Solvatochromic or solvent dependent phenomena observed for transition metal complexes are analyzed in details from spectroscopic and stereochemical points of view. It is found that the solvation around the second coordination sphere in the metal complexes results in the bond length variation due to cis effect and/or trans influence leading to the spectroscopic and/or steric change and/or stereochemical flexibility of unidentate rotamer or chelate ring conformation.

Firstly, the ligand field absorption band components and solvent-dependent ²H NMR contact shifts of trans-and cis-[CrF₂(N)₄] type complexes with linear aliphatic tetraamines and aromatic imine ligands were found to be correlated with the acceptor numbers for solvents. The ligand field bands were examined by using the angular overlap model(AOM), and the solvatochromism could be ascribed to variations of the metal-ligand σ-bond interactions due to the selective solvation toward the axial fluoro ligands. The cis effect is found to provide a reasonable account for the solvent dependence of the spectroscopic observables for both the cis and trans complexes.

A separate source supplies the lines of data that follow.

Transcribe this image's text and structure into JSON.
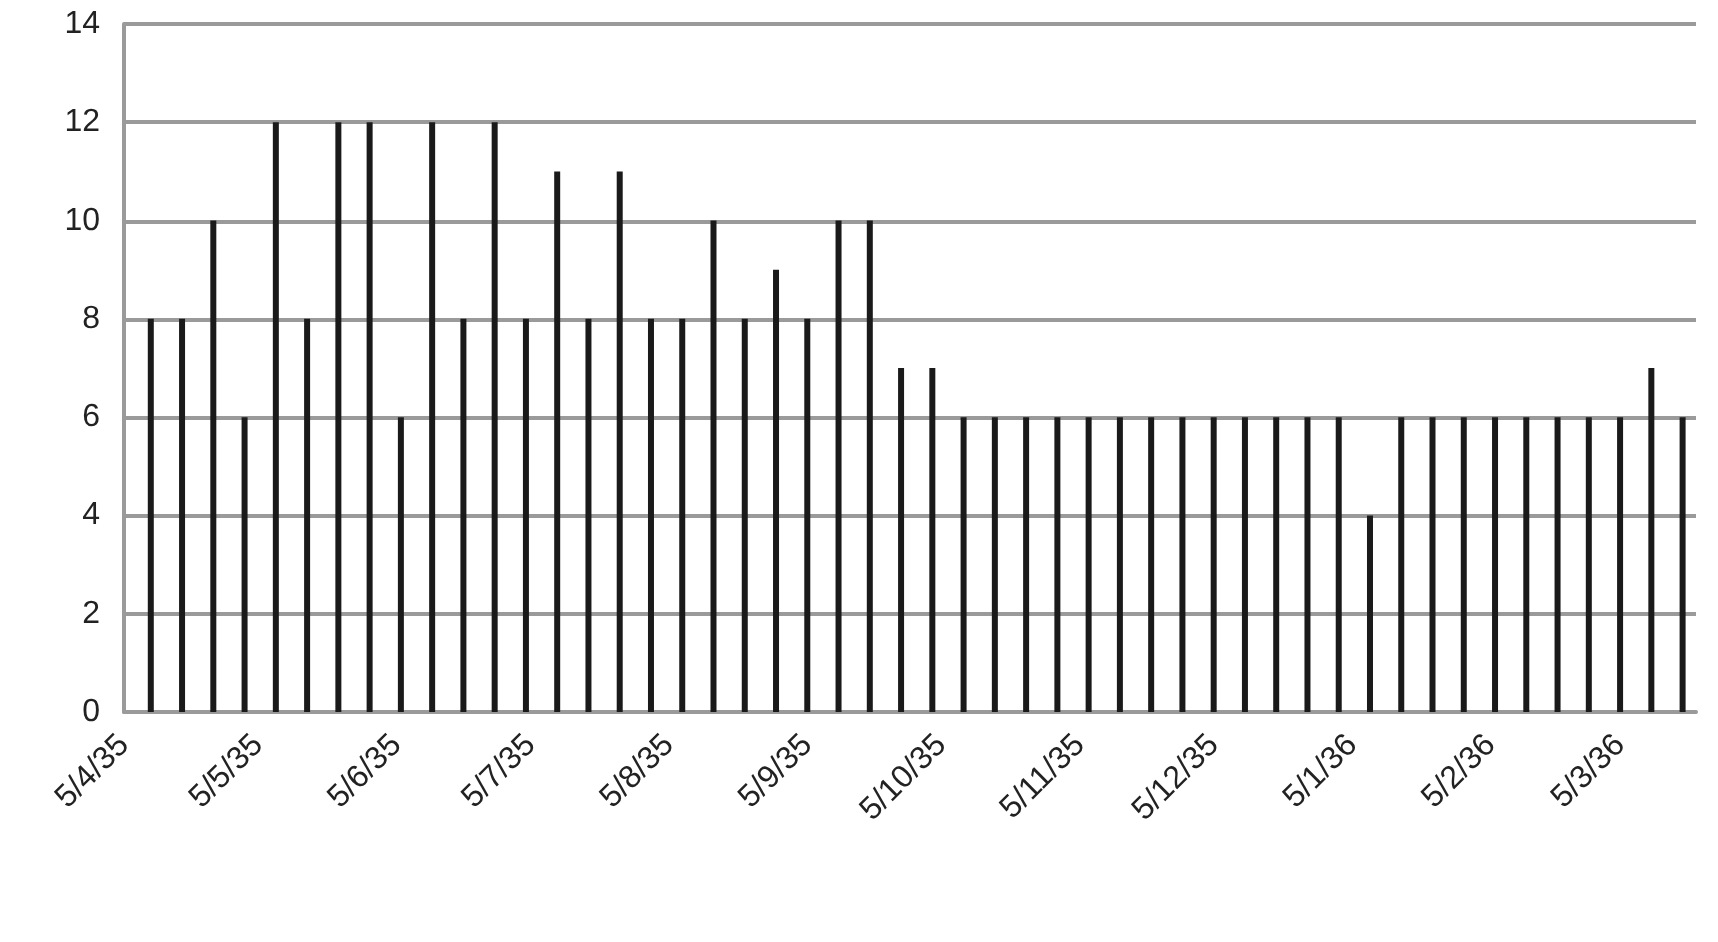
{
  "chart_data": {
    "type": "bar",
    "x": [
      "1935-04-11",
      "1935-04-18",
      "1935-04-25",
      "1935-05-02",
      "1935-05-09",
      "1935-05-16",
      "1935-05-23",
      "1935-05-30",
      "1935-06-06",
      "1935-06-13",
      "1935-06-20",
      "1935-06-27",
      "1935-07-04",
      "1935-07-11",
      "1935-07-18",
      "1935-07-25",
      "1935-08-01",
      "1935-08-08",
      "1935-08-15",
      "1935-08-22",
      "1935-08-29",
      "1935-09-05",
      "1935-09-12",
      "1935-09-19",
      "1935-09-26",
      "1935-10-03",
      "1935-10-10",
      "1935-10-17",
      "1935-10-24",
      "1935-10-31",
      "1935-11-07",
      "1935-11-14",
      "1935-11-21",
      "1935-11-28",
      "1935-12-05",
      "1935-12-12",
      "1935-12-19",
      "1935-12-26",
      "1936-01-02",
      "1936-01-09",
      "1936-01-16",
      "1936-01-23",
      "1936-01-30",
      "1936-02-06",
      "1936-02-13",
      "1936-02-20",
      "1936-02-27",
      "1936-03-05",
      "1936-03-12",
      "1936-03-19"
    ],
    "values": [
      8,
      8,
      10,
      6,
      12,
      8,
      12,
      12,
      6,
      12,
      8,
      12,
      8,
      11,
      8,
      11,
      8,
      8,
      10,
      8,
      9,
      8,
      10,
      10,
      7,
      7,
      6,
      6,
      6,
      6,
      6,
      6,
      6,
      6,
      6,
      6,
      6,
      6,
      6,
      4,
      6,
      6,
      6,
      6,
      6,
      6,
      6,
      6,
      7,
      6
    ],
    "color": "#1a1a1a",
    "xlim": [
      "1935-04-05",
      "1936-03-22"
    ],
    "xticks": [
      {
        "value": "1935-04-05",
        "label": "5/4/35"
      },
      {
        "value": "1935-05-05",
        "label": "5/5/35"
      },
      {
        "value": "1935-06-05",
        "label": "5/6/35"
      },
      {
        "value": "1935-07-05",
        "label": "5/7/35"
      },
      {
        "value": "1935-08-05",
        "label": "5/8/35"
      },
      {
        "value": "1935-09-05",
        "label": "5/9/35"
      },
      {
        "value": "1935-10-05",
        "label": "5/10/35"
      },
      {
        "value": "1935-11-05",
        "label": "5/11/35"
      },
      {
        "value": "1935-12-05",
        "label": "5/12/35"
      },
      {
        "value": "1936-01-05",
        "label": "5/1/36"
      },
      {
        "value": "1936-02-05",
        "label": "5/2/36"
      },
      {
        "value": "1936-03-05",
        "label": "5/3/36"
      }
    ],
    "ylim": [
      0,
      14
    ],
    "yticks": [
      0,
      2,
      4,
      6,
      8,
      10,
      12,
      14
    ],
    "grid": "y"
  }
}
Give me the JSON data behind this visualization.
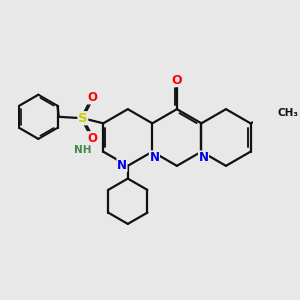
{
  "background_color": "#e8e8e8",
  "figsize": [
    3.0,
    3.0
  ],
  "dpi": 100,
  "atom_colors": {
    "N": "#0000ee",
    "O": "#ff0000",
    "S": "#cccc00",
    "C": "#111111",
    "H": "#448844"
  },
  "bond_color": "#111111",
  "bond_width": 1.6,
  "blen": 0.68
}
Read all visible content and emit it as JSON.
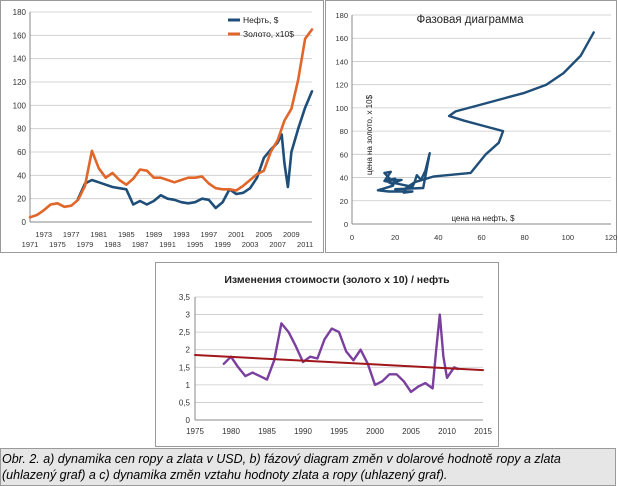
{
  "colors": {
    "oil": "#1f4e79",
    "gold": "#e0662a",
    "ratio": "#7b3f9e",
    "trend": "#a0161b",
    "grid": "#c8c8c8",
    "caption_bg": "#e6e6e6"
  },
  "chart_data": [
    {
      "type": "line",
      "title": "",
      "xlabel": "",
      "ylabel": "",
      "xlim": [
        1971,
        2012
      ],
      "ylim": [
        0,
        180
      ],
      "grid": "horizontal",
      "legend_position": "top-right",
      "x_ticks_top": [
        "1973",
        "1977",
        "1981",
        "1985",
        "1989",
        "1993",
        "1997",
        "2001",
        "2005",
        "2009"
      ],
      "x_ticks_bottom": [
        "1971",
        "1975",
        "1979",
        "1983",
        "1987",
        "1991",
        "1995",
        "1999",
        "2003",
        "2007",
        "2011"
      ],
      "y_ticks": [
        "0",
        "20",
        "40",
        "60",
        "80",
        "100",
        "120",
        "140",
        "160",
        "180"
      ],
      "series": [
        {
          "name": "Нефть, $",
          "color": "#1f4e79",
          "points": [
            [
              1978,
              20
            ],
            [
              1979,
              33
            ],
            [
              1980,
              36
            ],
            [
              1981,
              34
            ],
            [
              1982,
              32
            ],
            [
              1983,
              30
            ],
            [
              1984,
              29
            ],
            [
              1985,
              28
            ],
            [
              1986,
              15
            ],
            [
              1987,
              18
            ],
            [
              1988,
              15
            ],
            [
              1989,
              18
            ],
            [
              1990,
              23
            ],
            [
              1991,
              20
            ],
            [
              1992,
              19
            ],
            [
              1993,
              17
            ],
            [
              1994,
              16
            ],
            [
              1995,
              17
            ],
            [
              1996,
              20
            ],
            [
              1997,
              19
            ],
            [
              1998,
              12
            ],
            [
              1999,
              17
            ],
            [
              2000,
              28
            ],
            [
              2001,
              24
            ],
            [
              2002,
              25
            ],
            [
              2003,
              29
            ],
            [
              2004,
              38
            ],
            [
              2005,
              55
            ],
            [
              2006,
              62
            ],
            [
              2007,
              68
            ],
            [
              2007.6,
              75
            ],
            [
              2008,
              50
            ],
            [
              2008.5,
              30
            ],
            [
              2009,
              60
            ],
            [
              2010,
              80
            ],
            [
              2011,
              98
            ],
            [
              2012,
              112
            ]
          ]
        },
        {
          "name": "Золото, x10$",
          "color": "#e0662a",
          "points": [
            [
              1971,
              4
            ],
            [
              1972,
              6
            ],
            [
              1973,
              10
            ],
            [
              1974,
              15
            ],
            [
              1975,
              16
            ],
            [
              1976,
              13
            ],
            [
              1977,
              14
            ],
            [
              1978,
              19
            ],
            [
              1979,
              31
            ],
            [
              1980,
              61
            ],
            [
              1981,
              46
            ],
            [
              1982,
              38
            ],
            [
              1983,
              42
            ],
            [
              1984,
              36
            ],
            [
              1985,
              32
            ],
            [
              1986,
              37
            ],
            [
              1987,
              45
            ],
            [
              1988,
              44
            ],
            [
              1989,
              38
            ],
            [
              1990,
              38
            ],
            [
              1991,
              36
            ],
            [
              1992,
              34
            ],
            [
              1993,
              36
            ],
            [
              1994,
              38
            ],
            [
              1995,
              38
            ],
            [
              1996,
              39
            ],
            [
              1997,
              33
            ],
            [
              1998,
              29
            ],
            [
              1999,
              28
            ],
            [
              2000,
              28
            ],
            [
              2001,
              27
            ],
            [
              2002,
              31
            ],
            [
              2003,
              36
            ],
            [
              2004,
              41
            ],
            [
              2005,
              44
            ],
            [
              2006,
              60
            ],
            [
              2007,
              70
            ],
            [
              2008,
              87
            ],
            [
              2009,
              97
            ],
            [
              2010,
              122
            ],
            [
              2011,
              157
            ],
            [
              2012,
              165
            ]
          ]
        }
      ]
    },
    {
      "type": "line",
      "title": "Фазовая диаграмма",
      "xlabel": "цена на нефть, $",
      "ylabel": "цена на золото, x 10$",
      "xlim": [
        0,
        120
      ],
      "ylim": [
        0,
        180
      ],
      "grid": "horizontal",
      "x_ticks": [
        "0",
        "20",
        "40",
        "60",
        "80",
        "100",
        "120"
      ],
      "y_ticks": [
        "0",
        "20",
        "40",
        "60",
        "80",
        "100",
        "120",
        "140",
        "160",
        "180"
      ],
      "series": [
        {
          "name": "",
          "color": "#1f4e79",
          "points": [
            [
              20,
              30
            ],
            [
              33,
              31
            ],
            [
              36,
              61
            ],
            [
              34,
              46
            ],
            [
              32,
              38
            ],
            [
              30,
              42
            ],
            [
              29,
              36
            ],
            [
              28,
              32
            ],
            [
              15,
              37
            ],
            [
              18,
              45
            ],
            [
              15,
              44
            ],
            [
              18,
              38
            ],
            [
              23,
              38
            ],
            [
              20,
              36
            ],
            [
              19,
              34
            ],
            [
              17,
              36
            ],
            [
              16,
              38
            ],
            [
              17,
              38
            ],
            [
              20,
              39
            ],
            [
              19,
              33
            ],
            [
              12,
              29
            ],
            [
              17,
              28
            ],
            [
              28,
              28
            ],
            [
              24,
              27
            ],
            [
              25,
              31
            ],
            [
              29,
              36
            ],
            [
              38,
              41
            ],
            [
              55,
              44
            ],
            [
              62,
              60
            ],
            [
              68,
              70
            ],
            [
              70,
              80
            ],
            [
              62,
              84
            ],
            [
              52,
              89
            ],
            [
              45,
              93
            ],
            [
              48,
              97
            ],
            [
              58,
              102
            ],
            [
              70,
              108
            ],
            [
              80,
              113
            ],
            [
              90,
              120
            ],
            [
              98,
              130
            ],
            [
              106,
              145
            ],
            [
              112,
              165
            ]
          ]
        }
      ]
    },
    {
      "type": "line",
      "title": "Изменения стоимости (золото x 10) / нефть",
      "xlabel": "",
      "ylabel": "",
      "xlim": [
        1975,
        2015
      ],
      "ylim": [
        0,
        3.5
      ],
      "grid": "horizontal",
      "x_ticks": [
        "1975",
        "1980",
        "1985",
        "1990",
        "1995",
        "2000",
        "2005",
        "2010",
        "2015"
      ],
      "y_ticks": [
        "0",
        "0,5",
        "1",
        "1,5",
        "2",
        "2,5",
        "3",
        "3,5"
      ],
      "series": [
        {
          "name": "",
          "color": "#7b3f9e",
          "points": [
            [
              1979,
              1.6
            ],
            [
              1980,
              1.8
            ],
            [
              1981,
              1.5
            ],
            [
              1982,
              1.25
            ],
            [
              1983,
              1.35
            ],
            [
              1984,
              1.25
            ],
            [
              1985,
              1.15
            ],
            [
              1986,
              1.7
            ],
            [
              1987,
              2.75
            ],
            [
              1988,
              2.5
            ],
            [
              1989,
              2.1
            ],
            [
              1990,
              1.65
            ],
            [
              1991,
              1.8
            ],
            [
              1992,
              1.75
            ],
            [
              1993,
              2.3
            ],
            [
              1994,
              2.6
            ],
            [
              1995,
              2.5
            ],
            [
              1996,
              1.95
            ],
            [
              1997,
              1.7
            ],
            [
              1998,
              2.0
            ],
            [
              1999,
              1.6
            ],
            [
              2000,
              1.0
            ],
            [
              2001,
              1.1
            ],
            [
              2002,
              1.3
            ],
            [
              2003,
              1.3
            ],
            [
              2004,
              1.1
            ],
            [
              2005,
              0.8
            ],
            [
              2006,
              0.95
            ],
            [
              2007,
              1.05
            ],
            [
              2008,
              0.9
            ],
            [
              2008.5,
              2.0
            ],
            [
              2009,
              3.0
            ],
            [
              2009.5,
              1.8
            ],
            [
              2010,
              1.2
            ],
            [
              2011,
              1.5
            ],
            [
              2011.5,
              1.45
            ]
          ]
        },
        {
          "name": "",
          "color": "#a0161b",
          "points": [
            [
              1975,
              1.85
            ],
            [
              2015,
              1.42
            ]
          ]
        }
      ]
    }
  ],
  "caption": "Obr. 2. a) dynamika cen ropy a zlata v USD, b) fázový diagram změn v dolarové hodnotě ropy a zlata (uhlazený graf) a c) dynamika změn vztahu hodnoty zlata a ropy (uhlazený graf)."
}
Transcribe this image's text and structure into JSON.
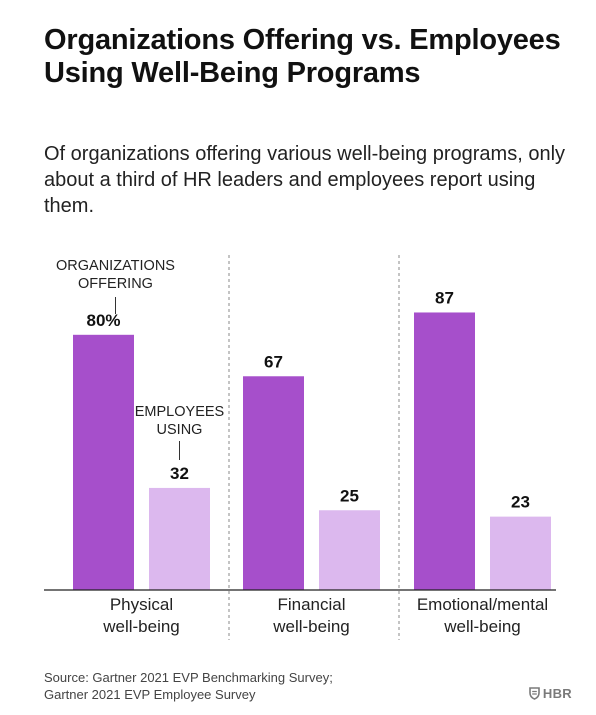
{
  "header": {
    "title": "Organizations Offering vs. Employees Using Well-Being Programs",
    "subtitle": "Of organizations offering various well-being programs, only about a third of HR leaders and employees report using them."
  },
  "chart_data": {
    "type": "bar",
    "categories": [
      "Physical well-being",
      "Financial well-being",
      "Emotional/mental well-being"
    ],
    "category_lines": [
      [
        "Physical",
        "well-being"
      ],
      [
        "Financial",
        "well-being"
      ],
      [
        "Emotional/mental",
        "well-being"
      ]
    ],
    "series": [
      {
        "name": "ORGANIZATIONS OFFERING",
        "name_lines": [
          "ORGANIZATIONS",
          "OFFERING"
        ],
        "values": [
          80,
          67,
          87
        ],
        "labels": [
          "80%",
          "67",
          "87"
        ],
        "color": "#a64fcb"
      },
      {
        "name": "EMPLOYEES USING",
        "name_lines": [
          "EMPLOYEES",
          "USING"
        ],
        "values": [
          32,
          25,
          23
        ],
        "labels": [
          "32",
          "25",
          "23"
        ],
        "color": "#dcb8ee"
      }
    ],
    "ylim": [
      0,
      100
    ],
    "grid": false,
    "legend": "inline-annotations"
  },
  "footer": {
    "source_line1": "Source: Gartner 2021 EVP Benchmarking Survey;",
    "source_line2": "Gartner 2021 EVP Employee Survey",
    "logo_text": "HBR",
    "logo_icon": "hbr-shield-icon"
  }
}
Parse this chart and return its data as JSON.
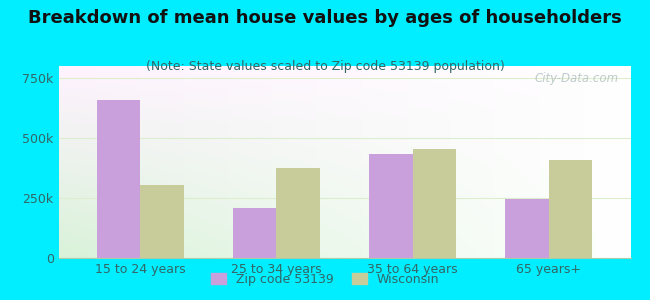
{
  "title": "Breakdown of mean house values by ages of householders",
  "subtitle": "(Note: State values scaled to Zip code 53139 population)",
  "categories": [
    "15 to 24 years",
    "25 to 34 years",
    "35 to 64 years",
    "65 years+"
  ],
  "zip_values": [
    660000,
    210000,
    435000,
    245000
  ],
  "wi_values": [
    305000,
    375000,
    455000,
    410000
  ],
  "zip_color": "#c9a0dc",
  "wi_color": "#c8cc9a",
  "background_outer": "#00eeff",
  "background_inner_tl": "#e8f5e8",
  "background_inner_br": "#f8fef8",
  "ylim": [
    0,
    800000
  ],
  "yticks": [
    0,
    250000,
    500000,
    750000
  ],
  "ytick_labels": [
    "0",
    "250k",
    "500k",
    "750k"
  ],
  "legend_zip_label": "Zip code 53139",
  "legend_wi_label": "Wisconsin",
  "watermark": "City-Data.com",
  "title_fontsize": 13,
  "subtitle_fontsize": 9,
  "tick_fontsize": 9,
  "grid_color": "#ddeecc",
  "title_color": "#111111",
  "subtitle_color": "#336666",
  "tick_color": "#336666"
}
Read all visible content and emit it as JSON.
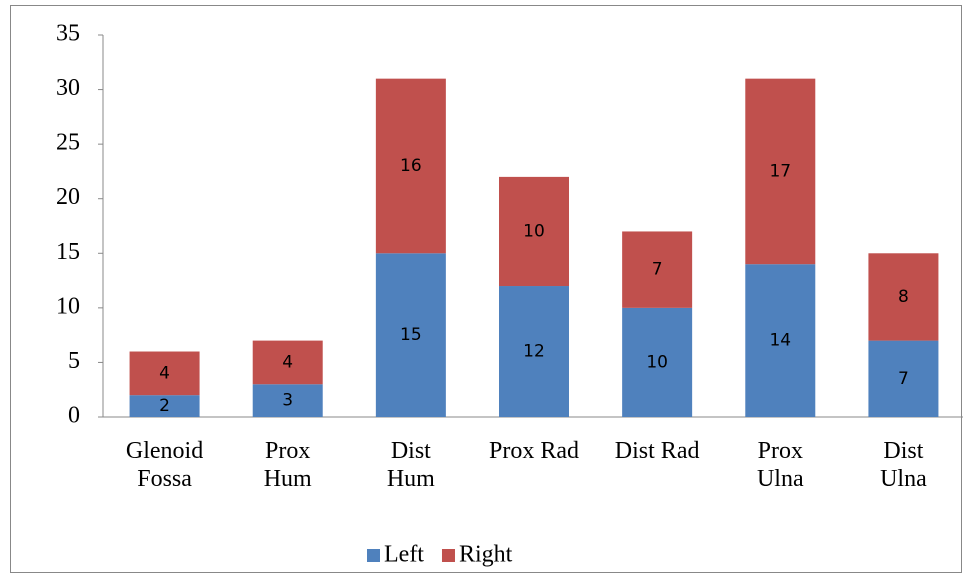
{
  "chart_data": {
    "type": "stacked_bar",
    "categories": [
      "Glenoid\nFossa",
      "Prox\nHum",
      "Dist\nHum",
      "Prox Rad",
      "Dist Rad",
      "Prox\nUlna",
      "Dist\nUlna"
    ],
    "series": [
      {
        "name": "Left",
        "color": "#4f81bd",
        "values": [
          2,
          3,
          15,
          12,
          10,
          14,
          7
        ]
      },
      {
        "name": "Right",
        "color": "#c0504d",
        "values": [
          4,
          4,
          16,
          10,
          7,
          17,
          8
        ]
      }
    ],
    "ylim": [
      0,
      35
    ],
    "yticks": [
      0,
      5,
      10,
      15,
      20,
      25,
      30,
      35
    ],
    "grid": false,
    "legend": "bottom"
  }
}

The inverse correlation of the ²H NMR shifts for the 4- and 5- deuterons in the bpy complexes with the solvent electron acceptor number give direct evidence for the π-acceptor bond properties of aromatic imine ligands in the complexes. In addition, from the solvatochromism and solvent-dependent ²H NMR spectra of fac- [CrF₃(tpa)](tpa=tri-2-pyridylamine), the trigonal splitting in the first ligand field band as well as the high sensitivity of the Cr-py bond variation to solvation were revealed. The solvatochromism of the first ligand field absorption bands and/or the solvent dependence of ¹³C and ⁵⁹Co NMR shifts for trans- and cis- [M(N)₂(O)₄] type complexes of cobalt(III) or chromium(III) with various kinds of polyamine-N-polycarboxylato ligands could result from variations of the metal-ligand σ and/or π bond interactions due to the preferential solvation toward the oxygen p_π orbitals coplanar with the M(O)₂ coordinate planes in terms of the AOM parametrization.

Secondary, for the nitritochromium(III) complexes with optically active diamines, the conformational (rotational) isomerism of coordinated nitrito ligands will be discussed on the basis of the solvent-dependent CD spectra in the near-ultraviolet region of an intraligand absorption band localized on nitrito ligands. It is proposed that the CD variation in the intraligand transition region among the complexes concerned is responsible for the chiral arrangement of nitrito ligands.